Shooting Scars (The Artists Trilogy #2)

I had watched from the doorway. It was as close as I could get without intruding. My heart pinched as she sang him a nursery song, the same one that she sang to him since he was a baby. When I was around. In those days, she’d pick him up during his midnight cries and whisper it, so soft and so sweet. Sometimes I’d take over, just to give her a break. I could never hit her high notes – I wasn’t much of a singer. But Ben would stop crying, just like that.

Later, when Sophia started pulling out of the marriage, out of life in general, I sang that song all the time. After a while, it stopped working. He missed his mother. I did too. And no matter how soothing I tried to sound, I couldn’t stop Ben’s tears. Things crumbled beyond repair.

Ben was a year old when I last saw him, days before the divorce was final. Though I was now looking at the face of an older boy all curled up in his bed, in some ways it was like I never left. I knew him, deep inside, and everything on the surface was slowly catching up.

He was almost asleep, round face, my beautiful boy, when he opened his eyes and stared right at me from across the room.

“Mama, who is that?” he asked, as if seeing me for the first time. It felt like I turned a tattoo machine on my heart.

She brushed back his hair. “No one you need to worry about. Sleep well, my Ben.”

Any other time, I would have said something. The words, the anger, were fighting their way out of my chest and up my throat. To be brushed aside like that. I was his motherfucking father. But now wasn’t the time for my own insecurities, for the tragedy of our family. As long as Sophia and Ben were around her traitorous brothers, they were in danger. I needed to save them first.

The technicalities could come after.

And that’s how I ended up falling asleep on the couch. Sophia retired to her room, something I had no interest in being a part of, even if the offer was on the table (which it wasn’t). I lay down on the couch and waited. Waited for people who never came. Waited for the reason to run.

“You were yelling,” Sophia said, straightening up. She started tugging at her dark hair, something she did when she was nervous. “I thought you were in pain.”

“It was a dream,” I reassured her.

“A bad dream. You cried out for that woman. For Ellie.”

It was weird to hear her say Ellie’s name. She didn’t say it with venom though, just curiosity. I couldn’t blame her. Ellie and I had quite the story and she hadn’t heard any of it. There was no point in explaining, not when the wound was still raw.

“Did I wake Ben?” I asked, suddenly worried. My eyes darted to the hallway where his door was open. His room was still dark and quiet.

She shook her head and smiled. It was a sad smile. “He sleeps in. And he sleeps through everything. Just like his father.”

I watched her face carefully for telltale signs of insincerity. There wasn’t any.

I carefully smiled back. “I’ve gotten better. I get up at nine now.”

She smirked. “Oh, nine.
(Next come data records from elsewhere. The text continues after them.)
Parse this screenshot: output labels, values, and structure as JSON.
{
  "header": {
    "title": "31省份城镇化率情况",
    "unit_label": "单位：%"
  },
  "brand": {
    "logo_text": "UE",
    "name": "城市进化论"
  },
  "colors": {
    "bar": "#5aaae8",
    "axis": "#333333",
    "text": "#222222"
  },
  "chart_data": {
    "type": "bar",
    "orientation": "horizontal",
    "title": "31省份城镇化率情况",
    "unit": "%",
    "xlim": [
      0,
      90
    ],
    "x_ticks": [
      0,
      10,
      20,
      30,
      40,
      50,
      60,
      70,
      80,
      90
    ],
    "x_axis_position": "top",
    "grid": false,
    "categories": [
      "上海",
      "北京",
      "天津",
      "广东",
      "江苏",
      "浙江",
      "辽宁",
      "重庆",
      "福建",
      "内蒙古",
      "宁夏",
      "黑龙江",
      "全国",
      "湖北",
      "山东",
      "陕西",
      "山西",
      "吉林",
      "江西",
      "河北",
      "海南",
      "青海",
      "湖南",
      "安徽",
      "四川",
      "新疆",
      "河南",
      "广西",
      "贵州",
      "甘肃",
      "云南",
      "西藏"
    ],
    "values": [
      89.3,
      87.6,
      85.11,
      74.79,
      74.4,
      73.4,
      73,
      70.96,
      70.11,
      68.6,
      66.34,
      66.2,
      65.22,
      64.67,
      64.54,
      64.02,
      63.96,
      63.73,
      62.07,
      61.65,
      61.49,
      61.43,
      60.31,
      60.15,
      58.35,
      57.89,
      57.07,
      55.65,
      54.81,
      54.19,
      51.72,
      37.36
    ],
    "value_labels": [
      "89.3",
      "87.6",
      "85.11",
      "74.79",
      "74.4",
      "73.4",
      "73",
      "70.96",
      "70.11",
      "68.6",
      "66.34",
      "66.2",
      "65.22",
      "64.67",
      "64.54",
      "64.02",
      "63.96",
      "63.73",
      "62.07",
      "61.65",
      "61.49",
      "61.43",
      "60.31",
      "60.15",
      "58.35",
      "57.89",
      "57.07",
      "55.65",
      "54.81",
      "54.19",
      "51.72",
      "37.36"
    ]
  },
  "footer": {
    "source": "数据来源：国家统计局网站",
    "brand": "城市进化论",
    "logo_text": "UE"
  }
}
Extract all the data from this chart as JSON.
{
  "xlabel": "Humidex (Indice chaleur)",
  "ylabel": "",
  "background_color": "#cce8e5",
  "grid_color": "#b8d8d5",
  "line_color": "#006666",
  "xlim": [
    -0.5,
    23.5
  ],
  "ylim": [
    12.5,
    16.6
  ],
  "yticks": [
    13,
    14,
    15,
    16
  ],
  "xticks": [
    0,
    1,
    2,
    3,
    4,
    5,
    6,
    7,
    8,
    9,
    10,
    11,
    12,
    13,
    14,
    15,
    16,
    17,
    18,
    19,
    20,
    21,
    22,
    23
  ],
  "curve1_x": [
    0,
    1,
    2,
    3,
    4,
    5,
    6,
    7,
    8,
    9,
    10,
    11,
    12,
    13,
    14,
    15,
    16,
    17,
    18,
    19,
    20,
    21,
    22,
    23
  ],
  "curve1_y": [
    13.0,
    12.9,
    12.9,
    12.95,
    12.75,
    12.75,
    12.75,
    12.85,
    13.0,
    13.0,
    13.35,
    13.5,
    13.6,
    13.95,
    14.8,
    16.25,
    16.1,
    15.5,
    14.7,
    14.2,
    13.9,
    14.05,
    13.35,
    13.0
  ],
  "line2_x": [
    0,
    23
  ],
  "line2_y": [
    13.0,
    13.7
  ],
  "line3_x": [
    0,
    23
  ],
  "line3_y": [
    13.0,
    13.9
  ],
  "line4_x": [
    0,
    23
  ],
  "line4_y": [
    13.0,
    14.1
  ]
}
Must be nice being a tattoo artist, your clients are probably all hung over anyway and stumbling in at noon.”

That wasn’t exactly true but of course that was the stereotype of people with tattoos. Despite the popularity of shitty yet hot tattoo artist chicks and the locust swarm of hipsters, people still had the wrong idea about tattoos and the artists that gave them. They were untrustworthy, dirty, trashy and dishonest as a whole. Yet I’d tattooed valedictorians and soccer moms. I’d inked businessmen and actors. Reverends and teeny boppers. Tattoos were self-expression at its rawest and most permanent form. They weren’t for one set of people or another.

Despite the facts, I was used to the stereotype. It wouldn’t die but then neither would I as long as I ignored it. Even Sophia, who met me because she got a fucking tattoo, clung on to it like it was the only way to describe me.

Of course, the fact that I turned into a money launderer didn’t really help my case. I’d never much cared for what people thought of me.

“I don’t care when they stumble in, as long as they let me use their body as a canvas.” Then I would continue to be immortal. My ink, my work, my self, would live on. I didn’t say that to her though ’cause that would definitely add another bar to the my ex-husband is a nutjob scale.

Her features drew together. “So what are you going to do now?”

“Now?”

“Will you keep being a tattoo artist? Or will you try something else?”

The way she said “something else” reminded me of the way my dad often talked about my choice of career.

“One step at a time, Sophia,” I reminded her, easing myself to my feet. Sleeping on a thin couch never did my back any good and I had a strange feeling that I needed to be agile today.

“Do you want me to make you coffee?” I asked, my head starting to ache for it.

She studied for a moment before shaking her head. “Where are my manners? You stay. I’ll make it.”